Thursday, August 26, 2010

Happy Women's Equality Day From Me, Too!



I'm not quite sure how to relate to that post title. On the one hand I'm a little teary-eyed and proud of how far we have come, in some countries and for some groups of women at least, over the last two hundred years.

On the other hand I'm thinking of the fact that there are still people alive in the U.S. who were born before women had the right to vote, of the fact that so many in Afghanistan don't think girls should go to school at all, of the horrible rapes in Congo, of the many, many countries where gender inequality is still taken pretty much for granted, divinely decreed or biologically determined. It doesn't look to me to be changing quickly, either. Women's issues are horrible political correctness gone awry.

On the third hand, I'm rolling on the floor, laughing aloud with the silliness of that title. Because it IS a silly one. Yes, I know all about the propaganda value of Special Days For Important Events and so on.

On the fourth hand, This opinion piece about how the vote was won reminds us of the struggle that went on.

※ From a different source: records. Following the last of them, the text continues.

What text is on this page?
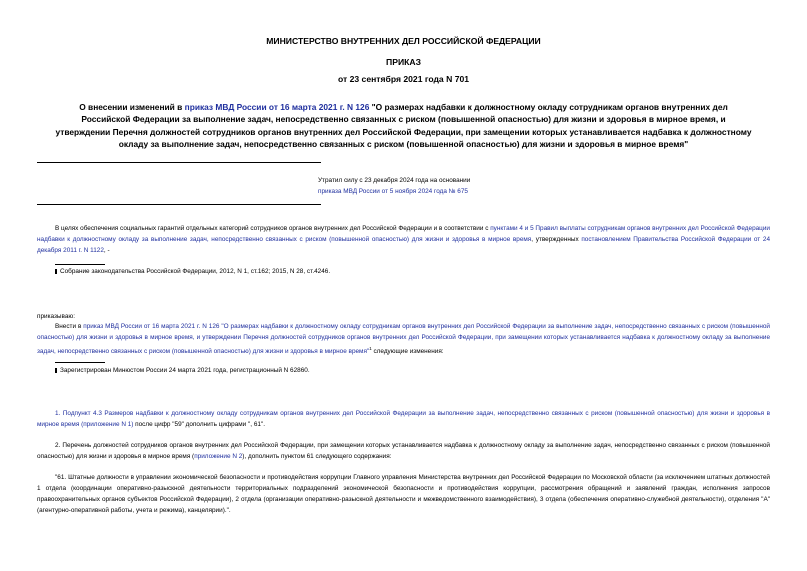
МИНИСТЕРСТВО ВНУТРЕННИХ ДЕЛ РОССИЙСКОЙ ФЕДЕРАЦИИ
ПРИКАЗ
от 23 сентября 2021 года N 701
О внесении изменений в приказ МВД России от 16 марта 2021 г. N 126 "О размерах надбавки к должностному окладу сотрудникам органов внутренних дел Российской Федерации за выполнение задач, непосредственно связанных с риском (повышенной опасностью) для жизни и здоровья в мирное время, и утверждении Перечня должностей сотрудников органов внутренних дел Российской Федерации, при замещении которых устанавливается надбавка к должностному окладу за выполнение задач, непосредственно связанных с риском (повышенной опасностью) для жизни и здоровья в мирное время"
Утратил силу с 23 декабря 2024 года на основании
приказа МВД России от 5 ноября 2024 года № 675
В целях обеспечения социальных гарантий отдельных категорий сотрудников органов внутренних дел Российской Федерации и в соответствии с пунктами 4 и 5 Правил выплаты сотрудникам органов внутренних дел Российской Федерации надбавки к должностному окладу за выполнение задач, непосредственно связанных с риском (повышенной опасностью) для жизни и здоровья в мирное время, утвержденных постановлением Правительства Российской Федерации от 24 декабря 2011 г. N 1122, -
Собрание законодательства Российской Федерации, 2012, N 1, ст.162; 2015, N 28, ст.4246.
приказываю:
Внести в приказ МВД России от 16 марта 2021 г. N 126 "О размерах надбавки к должностному окладу сотрудникам органов внутренних дел Российской Федерации за выполнение задач, непосредственно связанных с риском (повышенной опасностью) для жизни и здоровья в мирное время, и утверждении Перечня должностей сотрудников органов внутренних дел Российской Федерации, при замещении которых устанавливается надбавка к должностному окладу за выполнение задач, непосредственно связанных с риском (повышенной опасностью) для жизни и здоровья в мирное время"$^1$ следующие изменения:
Зарегистрирован Минюстом России 24 марта 2021 года, регистрационный N 62860.
1. Подпункт 4.3 Размеров надбавки к должностному окладу сотрудникам органов внутренних дел Российской Федерации за выполнение задач, непосредственно связанных с риском (повышенной опасностью) для жизни и здоровья в мирное время (приложение N 1) после цифр "59" дополнить цифрами ", 61".
2. Перечень должностей сотрудников органов внутренних дел Российской Федерации, при замещении которых устанавливается надбавка к должностному окладу за выполнение задач, непосредственно связанных с риском (повышенной опасностью) для жизни и здоровья в мирное время (приложение N 2), дополнить пунктом 61 следующего содержания:
"61. Штатные должности в управлении экономической безопасности и противодействия коррупции Главного управления Министерства внутренних дел Российской Федерации по Московской области (за исключением штатных должностей 1 отдела (координации оперативно-разыскной деятельности территориальных подразделений экономической безопасности и противодействия коррупции, рассмотрения обращений и заявлений граждан, исполнения запросов правоохранительных органов субъектов Российской Федерации), 2 отдела (организации оперативно-разыскной деятельности и межведомственного взаимодействия), 3 отдела (обеспечения оперативно-служебной деятельности), отделения "А" (агентурно-оперативной работы, учета и режима), канцелярии).".
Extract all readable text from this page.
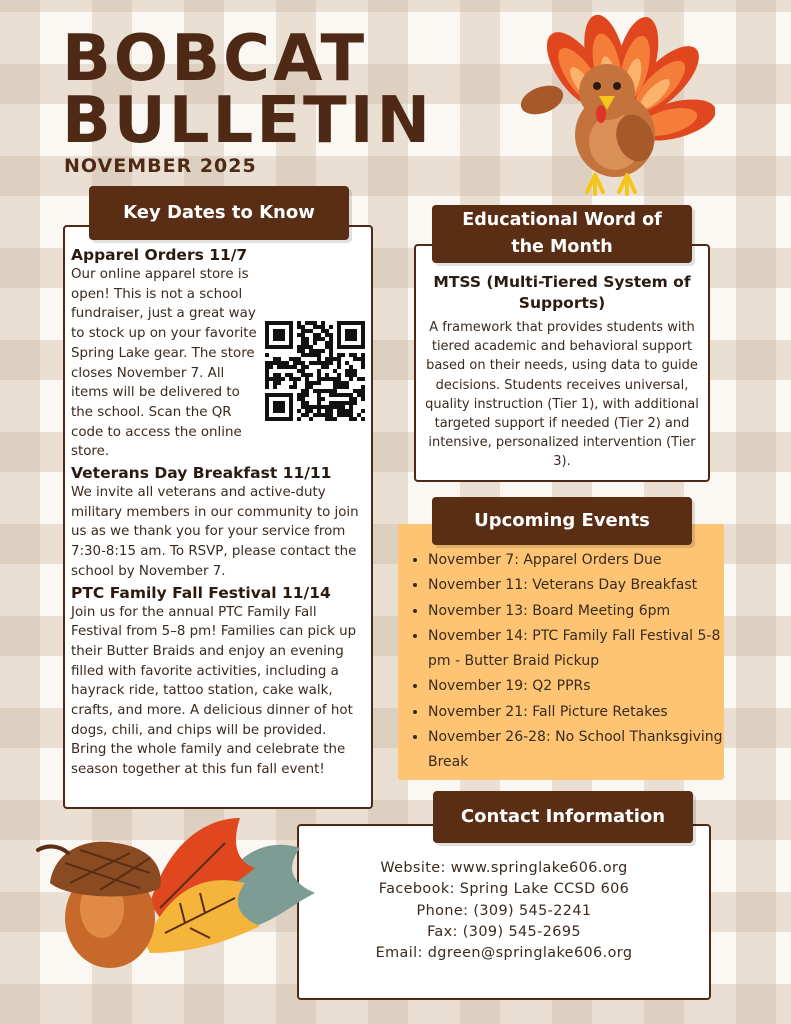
BOBCAT
BULLETIN
NOVEMBER 2025
Key Dates to Know
Apparel Orders 11/7

Our online apparel store is open! This is not a school fundraiser, just a great way to stock up on your favorite Spring Lake gear. The store closes November 7. All items will be delivered to the school. Scan the QR code to access the online store.

Veterans Day Breakfast 11/11

We invite all veterans and active-duty military members in our community to join us as we thank you for your service from 7:30-8:15 am. To RSVP, please contact the school by November 7.

PTC Family Fall Festival 11/14

Join us for the annual PTC Family Fall Festival from 5–8 pm! Families can pick up their Butter Braids and enjoy an evening filled with favorite activities, including a hayrack ride, tattoo station, cake walk, crafts, and more. A delicious dinner of hot dogs, chili, and chips will be provided. Bring the whole family and celebrate the season together at this fun fall event!

Educational Word of
the Month
MTSS (Multi-Tiered System of Supports)

A framework that provides students with tiered academic and behavioral support based on their needs, using data to guide decisions. Students receives universal, quality instruction (Tier 1), with additional targeted support if needed (Tier 2) and intensive, personalized intervention (Tier 3).

Upcoming Events
• November 7: Apparel Orders Due
• November 11: Veterans Day Breakfast
• November 13: Board Meeting 6pm
• November 14: PTC Family Fall Festival 5-8 pm - Butter Braid Pickup
• November 19: Q2 PPRs
• November 21: Fall Picture Retakes
• November 26-28: No School Thanksgiving Break
Contact Information
Website: www.springlake606.org
Facebook: Spring Lake CCSD 606
Phone: (309) 545-2241
Fax: (309) 545-2695
Email: dgreen@springlake606.org
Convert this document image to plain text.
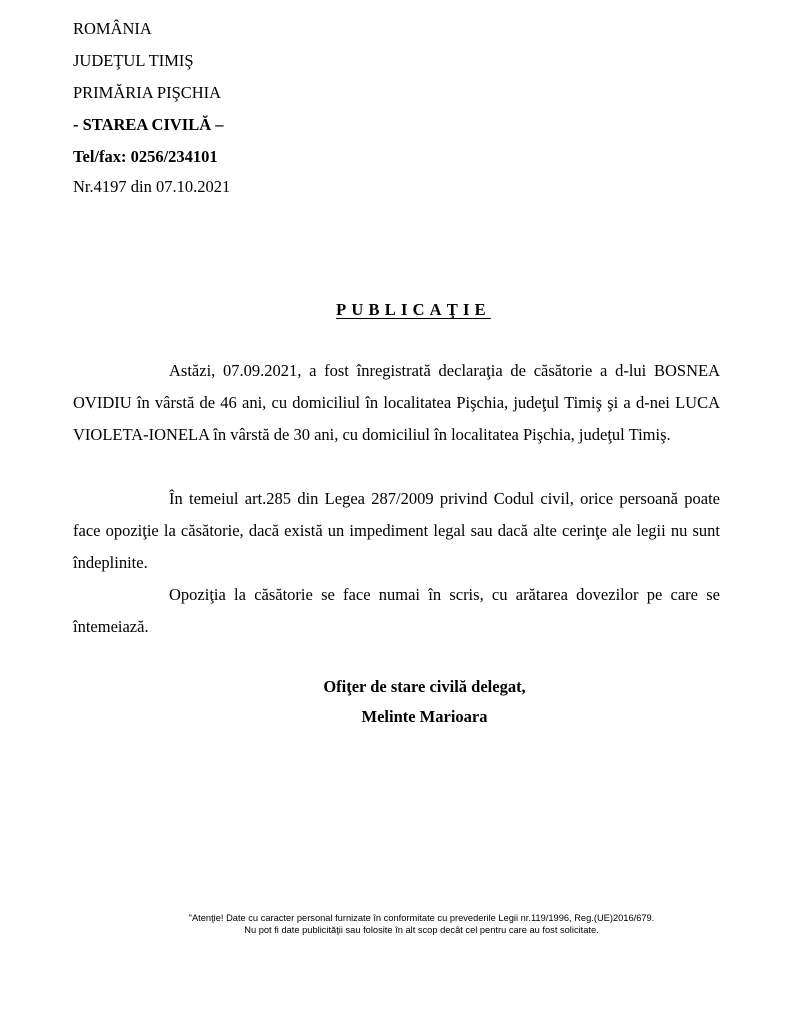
ROMÂNIA
JUDEŢUL TIMIŞ
PRIMĂRIA PIŞCHIA
- STAREA CIVILĂ –
Tel/fax: 0256/234101
Nr.4197 din 07.10.2021
PUBLICAŢIE

Astăzi, 07.09.2021, a fost înregistrată declaraţia de căsătorie a d-lui BOSNEA OVIDIU în vârstă de 46 ani, cu domiciliul în localitatea Pişchia, judeţul Timiş şi a d-nei LUCA VIOLETA-IONELA în vârstă de 30 ani, cu domiciliul în localitatea Pişchia, judeţul Timiş.

În temeiul art.285 din Legea 287/2009 privind Codul civil, orice persoană poate face opoziţie la căsătorie, dacă există un impediment legal sau dacă alte cerinţe ale legii nu sunt îndeplinite.

Opoziţia la căsătorie se face numai în scris, cu arătarea dovezilor pe care se întemeiază.

Ofiţer de stare civilă delegat,
Melinte Marioara
"Atenţie! Date cu caracter personal furnizate în conformitate cu prevederile Legii nr.119/1996, Reg.(UE)2016/679.
Nu pot fi date publicităţii sau folosite în alt scop decât cel pentru care au fost solicitate.
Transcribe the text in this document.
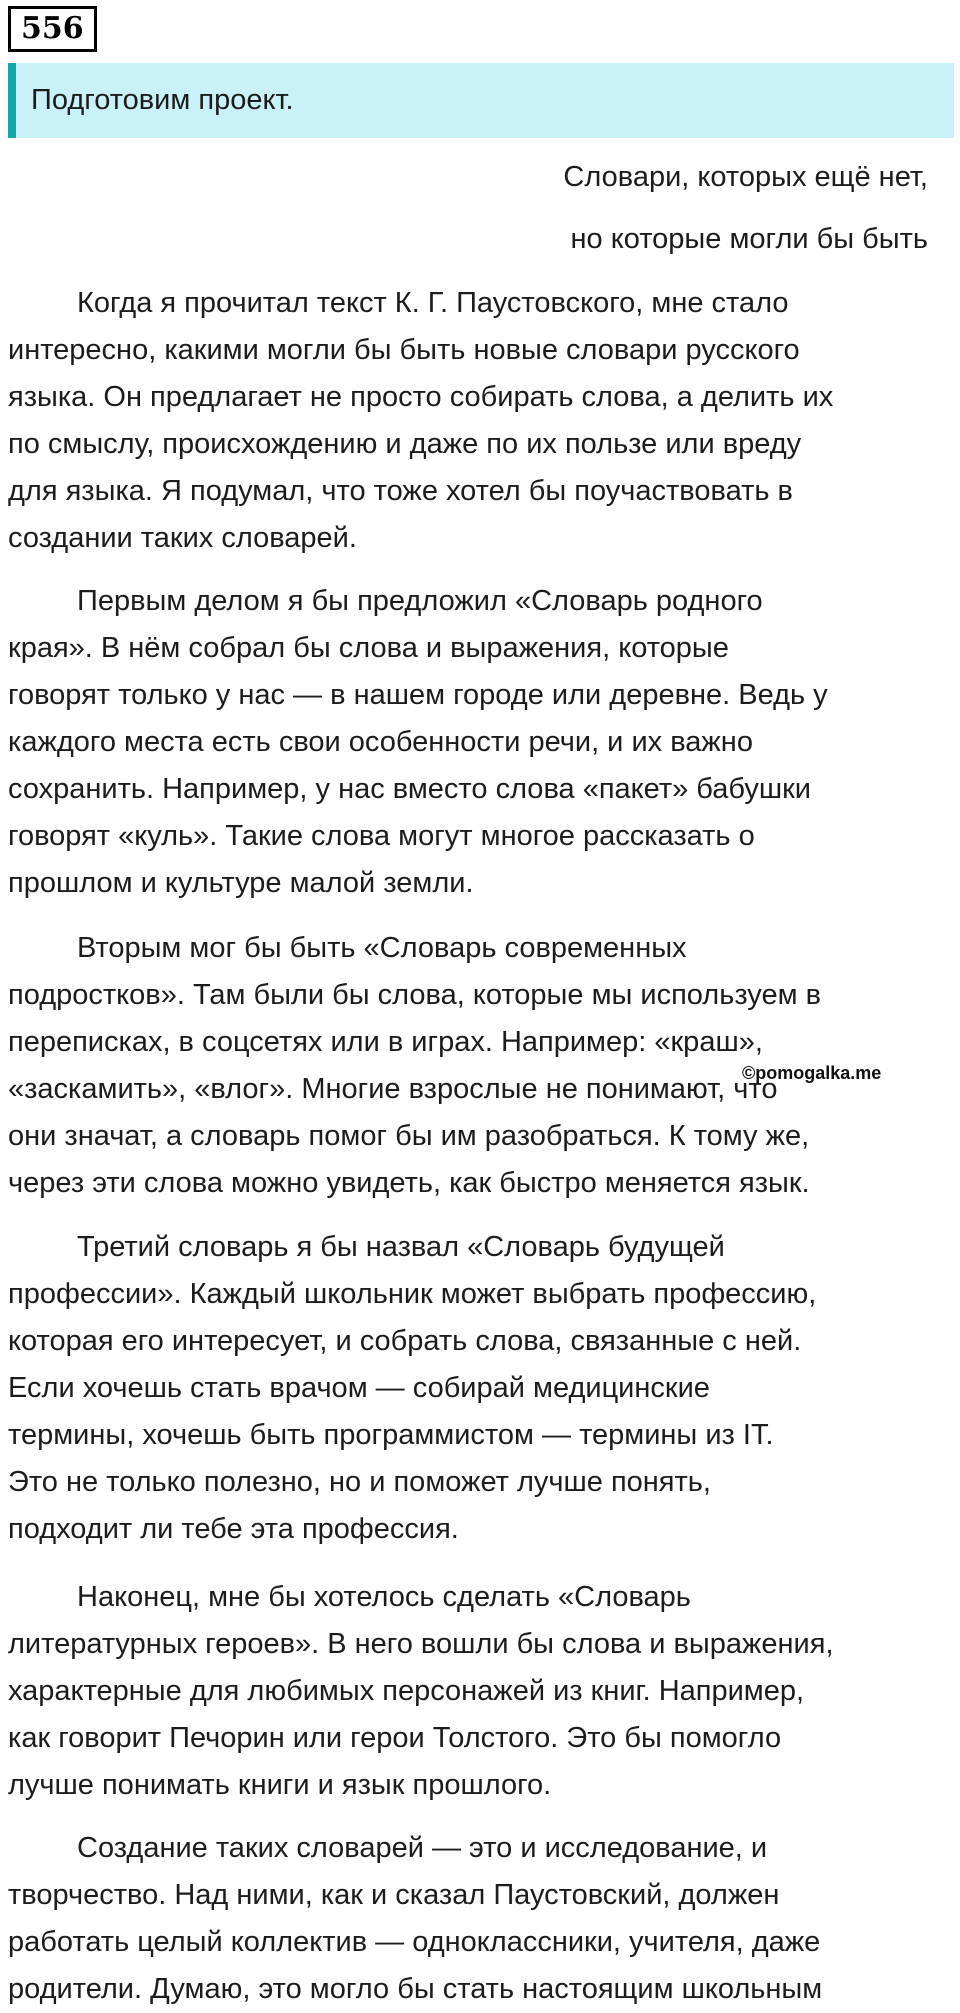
556
Подготовим проект.
Словари, которых ещё нет,
но которые могли бы быть
Когда я прочитал текст К. Г. Паустовского, мне стало
интересно, какими могли бы быть новые словари русского
языка. Он предлагает не просто собирать слова, а делить их
по смыслу, происхождению и даже по их пользе или вреду
для языка. Я подумал, что тоже хотел бы поучаствовать в
создании таких словарей.
Первым делом я бы предложил «Словарь родного
края». В нём собрал бы слова и выражения, которые
говорят только у нас — в нашем городе или деревне. Ведь у
каждого места есть свои особенности речи, и их важно
сохранить. Например, у нас вместо слова «пакет» бабушки
говорят «куль». Такие слова могут многое рассказать о
прошлом и культуре малой земли.
Вторым мог бы быть «Словарь современных
подростков». Там были бы слова, которые мы используем в
переписках, в соцсетях или в играх. Например: «краш»,
«заскамить», «влог». Многие взрослые не понимают, что
они значат, а словарь помог бы им разобраться. К тому же,
через эти слова можно увидеть, как быстро меняется язык.
Третий словарь я бы назвал «Словарь будущей
профессии». Каждый школьник может выбрать профессию,
которая его интересует, и собрать слова, связанные с ней.
Если хочешь стать врачом — собирай медицинские
термины, хочешь быть программистом — термины из IT.
Это не только полезно, но и поможет лучше понять,
подходит ли тебе эта профессия.
Наконец, мне бы хотелось сделать «Словарь
литературных героев». В него вошли бы слова и выражения,
характерные для любимых персонажей из книг. Например,
как говорит Печорин или герои Толстого. Это бы помогло
лучше понимать книги и язык прошлого.
Создание таких словарей — это и исследование, и
творчество. Над ними, как и сказал Паустовский, должен
работать целый коллектив — одноклассники, учителя, даже
родители. Думаю, это могло бы стать настоящим школьным
©pomogalka.me
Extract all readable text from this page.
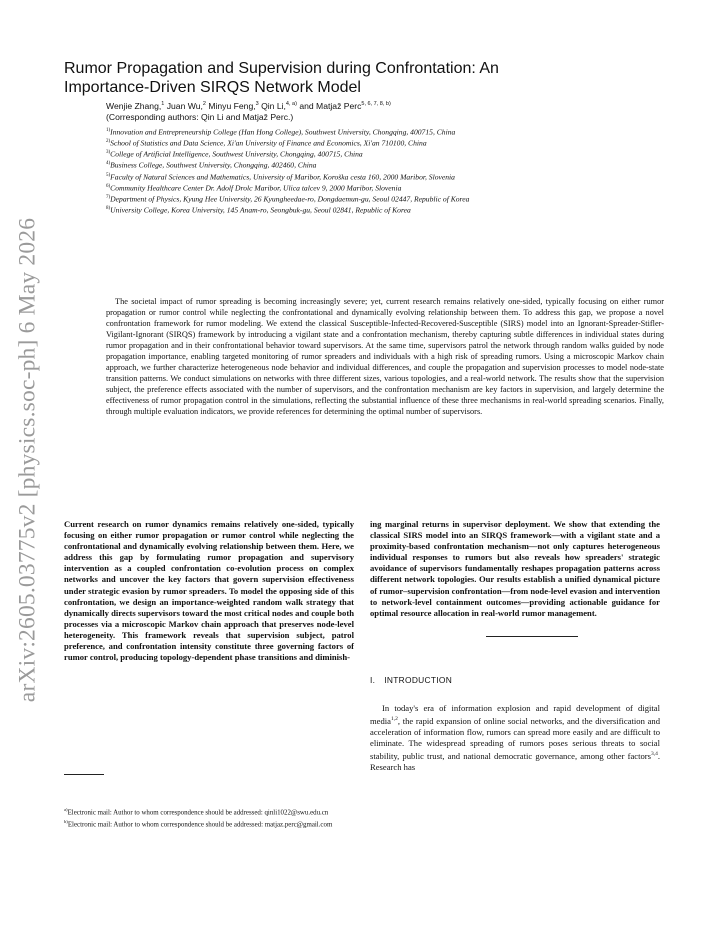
arXiv:2605.03775v2 [physics.soc-ph] 6 May 2026
Rumor Propagation and Supervision during Confrontation: An
Importance-Driven SIRQS Network Model
Wenjie Zhang,$^1$ Juan Wu,$^2$ Minyu Feng,$^3$ Qin Li,$^{4, a)}$ and Matjaž Perc$^{5, 6, 7, 8, b)}$
(Corresponding authors: Qin Li and Matjaž Perc.)
$^{1)}$Innovation and Entrepreneurship College (Han Hong College), Southwest University, Chongqing, 400715, China
$^{2)}$School of Statistics and Data Science, Xi'an University of Finance and Economics, Xi'an 710100, China
$^{3)}$College of Artificial Intelligence, Southwest University, Chongqing, 400715, China
$^{4)}$Business College, Southwest University, Chongqing, 402460, China
$^{5)}$Faculty of Natural Sciences and Mathematics, University of Maribor, Koroška cesta 160, 2000 Maribor, Slovenia
$^{6)}$Community Healthcare Center Dr. Adolf Drolc Maribor, Ulica talcev 9, 2000 Maribor, Slovenia
$^{7)}$Department of Physics, Kyung Hee University, 26 Kyungheedae-ro, Dongdaemun-gu, Seoul 02447, Republic of Korea
$^{8)}$University College, Korea University, 145 Anam-ro, Seongbuk-gu, Seoul 02841, Republic of Korea

The societal impact of rumor spreading is becoming increasingly severe; yet, current research remains relatively one-sided, typically focusing on either rumor propagation or rumor control while neglecting the confrontational and dynamically evolving relationship between them. To address this gap, we propose a novel confrontation framework for rumor modeling. We extend the classical Susceptible-Infected-Recovered-Susceptible (SIRS) model into an Ignorant-Spreader-Stifler-Vigilant-Ignorant (SIRQS) framework by introducing a vigilant state and a confrontation mechanism, thereby capturing subtle differences in individual states during rumor propagation and in their confrontational behavior toward supervisors. At the same time, supervisors patrol the network through random walks guided by node propagation importance, enabling targeted monitoring of rumor spreaders and individuals with a high risk of spreading rumors. Using a microscopic Markov chain approach, we further characterize heterogeneous node behavior and individual differences, and couple the propagation and supervision processes to model node-state transition patterns. We conduct simulations on networks with three different sizes, various topologies, and a real-world network. The results show that the supervision subject, the preference effects associated with the number of supervisors, and the confrontation mechanism are key factors in supervision, and largely determine the effectiveness of rumor propagation control in the simulations, reflecting the substantial influence of these three mechanisms in real-world spreading scenarios. Finally, through multiple evaluation indicators, we provide references for determining the optimal number of supervisors.

Current research on rumor dynamics remains relatively one-sided, typically focusing on either rumor propagation or rumor control while neglecting the confrontational and dynamically evolving relationship between them. Here, we address this gap by formulating rumor propagation and supervisory intervention as a coupled confrontation co-evolution process on complex networks and uncover the key factors that govern supervision effectiveness under strategic evasion by rumor spreaders. To model the opposing side of this confrontation, we design an importance-weighted random walk strategy that dynamically directs supervisors toward the most critical nodes and couple both processes via a microscopic Markov chain approach that preserves node-level heterogeneity. This framework reveals that supervision subject, patrol preference, and confrontation intensity constitute three governing factors of rumor control, producing topology-dependent phase transitions and diminish-

ing marginal returns in supervisor deployment. We show that extending the classical SIRS model into an SIRQS framework—with a vigilant state and a proximity-based confrontation mechanism—not only captures heterogeneous individual responses to rumors but also reveals how spreaders' strategic avoidance of supervisors fundamentally reshapes propagation patterns across different network topologies. Our results establish a unified dynamical picture of rumor–supervision confrontation—from node-level evasion and intervention to network-level containment outcomes—providing actionable guidance for optimal resource allocation in real-world rumor management.

$^{a)}$Electronic mail: Author to whom correspondence should be addressed: qinli1022@swu.edu.cn

$^{b)}$Electronic mail: Author to whom correspondence should be addressed: matjaz.perc@gmail.com

I. INTRODUCTION

In today's era of information explosion and rapid development of digital media$^{1,2}$, the rapid expansion of online social networks, and the diversification and acceleration of information flow, rumors can spread more easily and are difficult to eliminate. The widespread spreading of rumors poses serious threats to social stability, public trust, and national democratic governance, among other factors$^{3,4}$. Research has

Women were not "given" the vote! The struggle was hard and long and the two armies were not some simple division of women against men, say. There were some women firmly opposed to the vote and some men firmly for it, the former probably because change is always frightening: It looks chaotic beforehand and may wipe out the advantages people have gained by learning to adapt to some existing system, however unfair. History is always messy, and we have a tendency to try to simplify it into something clear-cut and ultimately noble, to see it as an indomitable advance of justice and freedom for all. In reality, events were messy, people were flawed and the outcome was not as predictable as it seems in the rear view mirror.

The fight for women's suffrage was a real fight: protracted, exhausting and not without great costs.

Let us not forget that or the lesson it offers us today.